The prevalence, child characteristics, and maternal risk factors for the continuum of fetal alcohol spectrum disorders: A sixth population-based study in the same South African community

Philip A. May, Anna-Susan Marais, Marlene M. De Vries, David Buckley, Wendy O. Kalberg, Julie M. Hasken, Julie M. Stegall, Dixie M. Hedrick, Luther K. Robinson, Melanie A. Manning, Barbara G. Tabachnick, Soraya Seedat, Charles D.H. Parry, H. Eugene Hoyme.


The rate of total FASD in this community was high in 2014, 16–30%.

The rate of fetal alcohol syndrome was 4.3-6.6%, similar to that in 1999.

As few as 2 drinks per drinking day was significantly associated with FASD diagnoses.

Two days per week was the modal drinking frequency reported for FASD diagnoses.

Drinking in all trimesters increased the odds of FASD to 19 times that of abstinence.



Prevalence and characteristics of fetal alcohol spectrum disorders (FASD) have been described previously in this community.


Active case ascertainment methods were employed in a new cross-sectional study with Revised Institute of Medicine criteria among first grade students (n=735) via dysmorphology examinations and neurobehavioral assessments. Their mothers were interviewed regarding risk factors. Final diagnoses were assigned via structured case conferences.

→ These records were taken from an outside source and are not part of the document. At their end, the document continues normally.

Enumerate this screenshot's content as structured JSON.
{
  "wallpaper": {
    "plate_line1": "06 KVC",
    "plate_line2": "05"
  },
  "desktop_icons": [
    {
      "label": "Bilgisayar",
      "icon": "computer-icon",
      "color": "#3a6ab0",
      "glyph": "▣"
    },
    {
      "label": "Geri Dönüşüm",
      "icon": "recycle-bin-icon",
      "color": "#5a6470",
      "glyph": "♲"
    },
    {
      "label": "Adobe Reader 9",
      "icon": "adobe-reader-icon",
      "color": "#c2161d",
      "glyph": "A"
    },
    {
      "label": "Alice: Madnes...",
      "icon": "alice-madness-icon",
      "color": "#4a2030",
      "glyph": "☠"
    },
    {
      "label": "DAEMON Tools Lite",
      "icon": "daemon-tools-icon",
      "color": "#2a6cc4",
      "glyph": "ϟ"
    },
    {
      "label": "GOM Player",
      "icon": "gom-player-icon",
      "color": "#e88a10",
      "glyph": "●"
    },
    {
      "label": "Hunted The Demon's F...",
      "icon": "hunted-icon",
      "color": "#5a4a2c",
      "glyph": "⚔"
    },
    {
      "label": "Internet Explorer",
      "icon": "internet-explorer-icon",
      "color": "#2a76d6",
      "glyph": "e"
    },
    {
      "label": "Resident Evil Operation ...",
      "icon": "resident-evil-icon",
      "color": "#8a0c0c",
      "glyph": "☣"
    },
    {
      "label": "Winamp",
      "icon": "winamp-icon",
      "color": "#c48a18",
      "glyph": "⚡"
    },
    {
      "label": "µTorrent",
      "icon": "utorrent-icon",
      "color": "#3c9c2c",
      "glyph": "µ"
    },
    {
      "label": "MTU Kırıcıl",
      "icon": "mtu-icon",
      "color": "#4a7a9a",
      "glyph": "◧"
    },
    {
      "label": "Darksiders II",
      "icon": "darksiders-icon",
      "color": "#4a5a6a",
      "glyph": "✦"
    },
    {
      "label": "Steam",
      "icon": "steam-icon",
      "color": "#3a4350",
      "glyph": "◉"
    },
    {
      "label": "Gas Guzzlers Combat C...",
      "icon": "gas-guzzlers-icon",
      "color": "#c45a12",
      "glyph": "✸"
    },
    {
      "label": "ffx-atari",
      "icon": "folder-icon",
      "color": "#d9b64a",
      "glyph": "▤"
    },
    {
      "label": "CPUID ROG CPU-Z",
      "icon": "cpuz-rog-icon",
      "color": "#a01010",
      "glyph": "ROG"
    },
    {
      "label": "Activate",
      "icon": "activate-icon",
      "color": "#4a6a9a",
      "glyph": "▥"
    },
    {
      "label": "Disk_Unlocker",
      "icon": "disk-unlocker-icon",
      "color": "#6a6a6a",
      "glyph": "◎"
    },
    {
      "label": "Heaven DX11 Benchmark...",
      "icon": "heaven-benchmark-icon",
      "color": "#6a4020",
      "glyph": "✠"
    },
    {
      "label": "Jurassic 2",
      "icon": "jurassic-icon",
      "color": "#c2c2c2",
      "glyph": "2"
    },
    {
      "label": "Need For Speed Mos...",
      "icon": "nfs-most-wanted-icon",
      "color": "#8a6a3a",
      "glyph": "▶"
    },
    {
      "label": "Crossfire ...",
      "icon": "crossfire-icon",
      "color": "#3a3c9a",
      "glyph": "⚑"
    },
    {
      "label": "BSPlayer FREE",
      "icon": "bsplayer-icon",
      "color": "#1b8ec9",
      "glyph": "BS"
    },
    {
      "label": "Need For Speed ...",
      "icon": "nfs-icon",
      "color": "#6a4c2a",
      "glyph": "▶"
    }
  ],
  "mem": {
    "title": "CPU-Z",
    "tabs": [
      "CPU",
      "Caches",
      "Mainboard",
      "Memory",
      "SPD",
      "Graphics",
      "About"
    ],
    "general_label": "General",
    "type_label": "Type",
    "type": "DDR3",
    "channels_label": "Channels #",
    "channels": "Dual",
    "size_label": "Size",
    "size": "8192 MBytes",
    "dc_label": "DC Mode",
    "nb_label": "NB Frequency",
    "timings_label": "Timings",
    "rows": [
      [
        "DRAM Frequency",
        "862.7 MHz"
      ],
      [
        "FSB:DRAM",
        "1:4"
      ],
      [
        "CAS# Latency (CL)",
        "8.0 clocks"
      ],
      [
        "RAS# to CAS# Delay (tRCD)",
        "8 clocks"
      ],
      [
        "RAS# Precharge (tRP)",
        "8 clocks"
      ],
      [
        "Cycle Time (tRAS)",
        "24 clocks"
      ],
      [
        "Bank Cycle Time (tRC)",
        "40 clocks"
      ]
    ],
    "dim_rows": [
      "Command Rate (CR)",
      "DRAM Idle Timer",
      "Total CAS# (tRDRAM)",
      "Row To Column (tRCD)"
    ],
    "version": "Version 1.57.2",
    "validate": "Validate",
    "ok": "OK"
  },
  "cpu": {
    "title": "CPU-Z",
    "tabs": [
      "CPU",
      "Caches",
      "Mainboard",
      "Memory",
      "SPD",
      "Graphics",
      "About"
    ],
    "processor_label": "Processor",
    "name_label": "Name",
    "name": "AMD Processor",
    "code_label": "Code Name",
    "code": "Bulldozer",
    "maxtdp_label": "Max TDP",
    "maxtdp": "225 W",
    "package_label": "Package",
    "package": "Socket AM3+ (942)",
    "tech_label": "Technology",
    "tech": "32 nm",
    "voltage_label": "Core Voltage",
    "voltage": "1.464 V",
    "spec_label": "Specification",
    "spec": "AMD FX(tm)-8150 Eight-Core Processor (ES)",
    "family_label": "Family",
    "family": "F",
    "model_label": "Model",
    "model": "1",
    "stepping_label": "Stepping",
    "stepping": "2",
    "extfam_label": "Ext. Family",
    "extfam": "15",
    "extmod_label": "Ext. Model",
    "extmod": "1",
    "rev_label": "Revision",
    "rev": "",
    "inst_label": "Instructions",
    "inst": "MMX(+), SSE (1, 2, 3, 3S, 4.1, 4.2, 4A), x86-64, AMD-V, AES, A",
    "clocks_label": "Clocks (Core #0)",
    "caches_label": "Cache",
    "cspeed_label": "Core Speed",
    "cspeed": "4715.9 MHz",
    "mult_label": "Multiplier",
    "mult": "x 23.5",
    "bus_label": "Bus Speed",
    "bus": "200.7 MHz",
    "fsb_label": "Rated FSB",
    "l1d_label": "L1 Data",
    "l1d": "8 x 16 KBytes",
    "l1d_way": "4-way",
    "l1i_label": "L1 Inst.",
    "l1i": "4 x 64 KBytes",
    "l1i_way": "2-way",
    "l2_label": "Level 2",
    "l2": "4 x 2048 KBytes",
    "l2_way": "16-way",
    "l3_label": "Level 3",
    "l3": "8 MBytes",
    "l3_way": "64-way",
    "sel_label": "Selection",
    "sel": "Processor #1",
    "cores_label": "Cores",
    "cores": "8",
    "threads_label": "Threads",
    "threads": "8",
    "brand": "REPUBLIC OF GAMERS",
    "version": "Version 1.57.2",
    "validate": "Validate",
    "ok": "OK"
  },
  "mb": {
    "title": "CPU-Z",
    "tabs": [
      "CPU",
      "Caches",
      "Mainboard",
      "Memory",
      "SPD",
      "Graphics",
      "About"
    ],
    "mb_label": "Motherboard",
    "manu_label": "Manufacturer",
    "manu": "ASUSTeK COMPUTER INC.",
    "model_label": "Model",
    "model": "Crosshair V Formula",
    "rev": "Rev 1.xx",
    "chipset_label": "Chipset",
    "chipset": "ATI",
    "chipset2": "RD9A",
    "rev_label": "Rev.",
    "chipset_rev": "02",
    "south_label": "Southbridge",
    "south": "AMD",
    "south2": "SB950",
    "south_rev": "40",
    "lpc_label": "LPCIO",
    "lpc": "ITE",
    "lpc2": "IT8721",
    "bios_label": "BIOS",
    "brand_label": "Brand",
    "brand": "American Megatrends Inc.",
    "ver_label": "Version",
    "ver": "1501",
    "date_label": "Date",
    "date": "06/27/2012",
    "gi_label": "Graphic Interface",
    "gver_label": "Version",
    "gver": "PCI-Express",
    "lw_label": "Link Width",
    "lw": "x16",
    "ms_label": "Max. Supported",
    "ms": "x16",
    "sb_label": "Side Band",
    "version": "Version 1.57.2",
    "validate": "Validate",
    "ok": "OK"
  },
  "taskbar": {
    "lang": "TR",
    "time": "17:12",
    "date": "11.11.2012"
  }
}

Children with fetal alcohol syndrome (FAS), partial FAS (PFAS), and alcohol related-neurodevelopmental disorder (ARND) were significantly different from controls on all cardinal variables, multiple dysmorphology traits and neurobehavioral performance. Mothers of children with FASD reported significantly more drinking before and during pregnancy (mothers of children with FAS reported 7.8 (±6.1) drinks per drinking day (DDD) prior to pregnancy and 5.1 (±5.9) after pregnancy recognition). Distal risk variables for a diagnosis on the continuum of FASD were: lower maternal height, weight, and body mass index; higher gravidity; lower education and household income; and later pregnancy recognition. Alcohol and tobacco remain the only commonly used drugs. Women reporting first trimester drinking of two DDD were 13 times more likely (95% CI:8.1-32.7) to have a child with FASD than non-drinkers; and those who reported drinking throughout pregnancy were 19.4 times more likely (95% CI:8.2-46.0) to have a child with FASD.


Seventeen years after the first study in this community, FASD prevalence remains high at 16% to 31%. The FAS rate may have declined somewhat, but rates of PFAS and ARND seemed to plateau, at a high rate.